Le porte- parole de la Maison blanche avait affirmé que les Américains souhaitaient un accord pacifique. John Kerry lors d’une rencontre avec le comité financier du Sénat, a demandé un report des nouvelles sanctions pour arriver à un accord lors de son mandat et sortir les États-Unis du bourbier dans lequel ils se sont eux-mêmes empêtrés, ce que le comité a accepté en attendant les résultats de Genève 3.
Le congrès lui, est inquiet et veut empêcher que des avantages ne soient donnés à l’Iran déclarant que les nouvelles pressions seront votées parallèlement aux discussions.
Les députés républicains et démocrates, ont manifesté leurs inquiétudes face à un « ramollissement » des États-Unis face à L’Iran. Des spécialistes estiment que les chances d’un accord lors de la troisième réunion de Genève sont très grandes.
Le régime sioniste lui, tente de convaincre le sénat de l’efficacité des sanctions et de la nécessité de les accentuer. Le régime sioniste a qualifié l’accord de Genève « d’erreur historique » et cherche à éviter un accord définitif. Le régime sioniste a déclaré que la levée de certaines sanctions représentait un apport de 40 milliards de dollars pour l’Iran et affaiblirait les effets des autres sanctions.

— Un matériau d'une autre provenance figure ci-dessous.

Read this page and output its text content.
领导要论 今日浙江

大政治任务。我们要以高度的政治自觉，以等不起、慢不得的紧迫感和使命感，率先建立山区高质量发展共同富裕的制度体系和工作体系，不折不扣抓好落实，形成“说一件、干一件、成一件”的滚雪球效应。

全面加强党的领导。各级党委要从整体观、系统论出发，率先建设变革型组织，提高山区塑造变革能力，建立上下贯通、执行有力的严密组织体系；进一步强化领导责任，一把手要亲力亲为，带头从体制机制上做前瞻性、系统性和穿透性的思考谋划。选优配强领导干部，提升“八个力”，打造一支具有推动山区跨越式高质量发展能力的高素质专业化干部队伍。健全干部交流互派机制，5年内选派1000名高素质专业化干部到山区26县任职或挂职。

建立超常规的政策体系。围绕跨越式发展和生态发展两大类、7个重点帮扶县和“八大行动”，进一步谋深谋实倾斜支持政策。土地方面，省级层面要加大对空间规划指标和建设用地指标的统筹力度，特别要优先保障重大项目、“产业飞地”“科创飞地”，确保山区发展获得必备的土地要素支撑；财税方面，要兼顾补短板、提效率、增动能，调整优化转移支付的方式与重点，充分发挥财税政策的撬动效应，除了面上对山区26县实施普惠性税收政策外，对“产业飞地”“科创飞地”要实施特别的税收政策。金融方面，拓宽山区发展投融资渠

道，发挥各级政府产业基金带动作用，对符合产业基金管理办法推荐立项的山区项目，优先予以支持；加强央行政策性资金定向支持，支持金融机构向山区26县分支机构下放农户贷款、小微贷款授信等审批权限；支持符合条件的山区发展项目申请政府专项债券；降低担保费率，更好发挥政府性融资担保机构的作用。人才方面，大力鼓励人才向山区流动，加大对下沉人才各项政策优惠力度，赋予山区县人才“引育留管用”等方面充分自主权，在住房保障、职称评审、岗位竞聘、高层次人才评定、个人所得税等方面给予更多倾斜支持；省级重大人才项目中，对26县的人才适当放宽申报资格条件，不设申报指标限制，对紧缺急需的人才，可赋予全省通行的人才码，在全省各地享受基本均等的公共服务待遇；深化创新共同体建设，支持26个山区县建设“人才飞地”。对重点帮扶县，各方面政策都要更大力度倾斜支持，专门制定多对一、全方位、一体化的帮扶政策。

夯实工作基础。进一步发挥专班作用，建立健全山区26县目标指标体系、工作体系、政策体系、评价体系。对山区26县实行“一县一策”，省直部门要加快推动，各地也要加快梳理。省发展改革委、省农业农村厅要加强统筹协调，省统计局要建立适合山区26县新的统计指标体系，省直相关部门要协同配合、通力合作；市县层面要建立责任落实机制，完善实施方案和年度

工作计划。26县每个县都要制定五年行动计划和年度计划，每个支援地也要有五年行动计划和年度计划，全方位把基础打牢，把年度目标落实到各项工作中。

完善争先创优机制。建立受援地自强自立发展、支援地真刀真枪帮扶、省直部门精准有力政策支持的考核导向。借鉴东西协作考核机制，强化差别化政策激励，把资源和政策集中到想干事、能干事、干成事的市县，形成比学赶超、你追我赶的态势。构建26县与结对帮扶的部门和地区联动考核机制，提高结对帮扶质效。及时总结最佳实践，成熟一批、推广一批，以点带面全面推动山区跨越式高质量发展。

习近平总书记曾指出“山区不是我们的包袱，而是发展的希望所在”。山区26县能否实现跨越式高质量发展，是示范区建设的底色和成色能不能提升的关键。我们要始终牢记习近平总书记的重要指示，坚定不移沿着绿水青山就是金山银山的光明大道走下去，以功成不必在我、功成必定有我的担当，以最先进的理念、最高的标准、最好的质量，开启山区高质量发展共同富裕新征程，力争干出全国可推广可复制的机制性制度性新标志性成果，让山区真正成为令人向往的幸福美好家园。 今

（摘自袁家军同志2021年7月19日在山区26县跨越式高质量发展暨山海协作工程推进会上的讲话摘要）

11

Le ministre sioniste de l'économie, Nephtali Bennett, s’est rendu le 12 novembre à Washington après avoir déclaré qu’il y avait des divergences entre le gouvernement américain et le régime sioniste, et qu’il voulait rencontrer des dizaines de sénateurs américains pour leur faire comprendre qu’un assouplissement face à l’Iran serait dangereux pour la sécurité d’Israël et poursuit ses intrigues pour convaincre les députés américains de la nécessité de renforcer les sanctions.
Le gouvernement d’Obama souhaite un accord avec l’Iran qui respecterait ses objectifs c'est-à-dire l’arrêt des activités nucléaires et de l’enrichissement. Cette attitude est bien entendu, en contradiction avec le vote de nouvelles sanctions.
Le congrès quant à lui, suit sa propre politique et le Sénat est très favorable à un renforcement des sanctions surtout dans le domaine énergétique.
Obama a reconnu que si l’Iran était satisfait des négociations avec le groupe des 5+1, c’était à cause des sanctions, il est prévisible que l’Occident dans les prochaines négociations, réclament de grands avantages et cherchent à donner le moindre en échange.
Obama a affirmé que seules, quelques sanctions seront levées à condition que l’Iran respecte ses engagements et que cette levée était provisoire et réversible à tout moment.
La résolution de cette question exige une révision de leur comportement de la part des Occidentaux et dans le cas contraire, cela n’empêchera pas l’Iran de profiter de l’énergie nucléaire », précise ce rapport.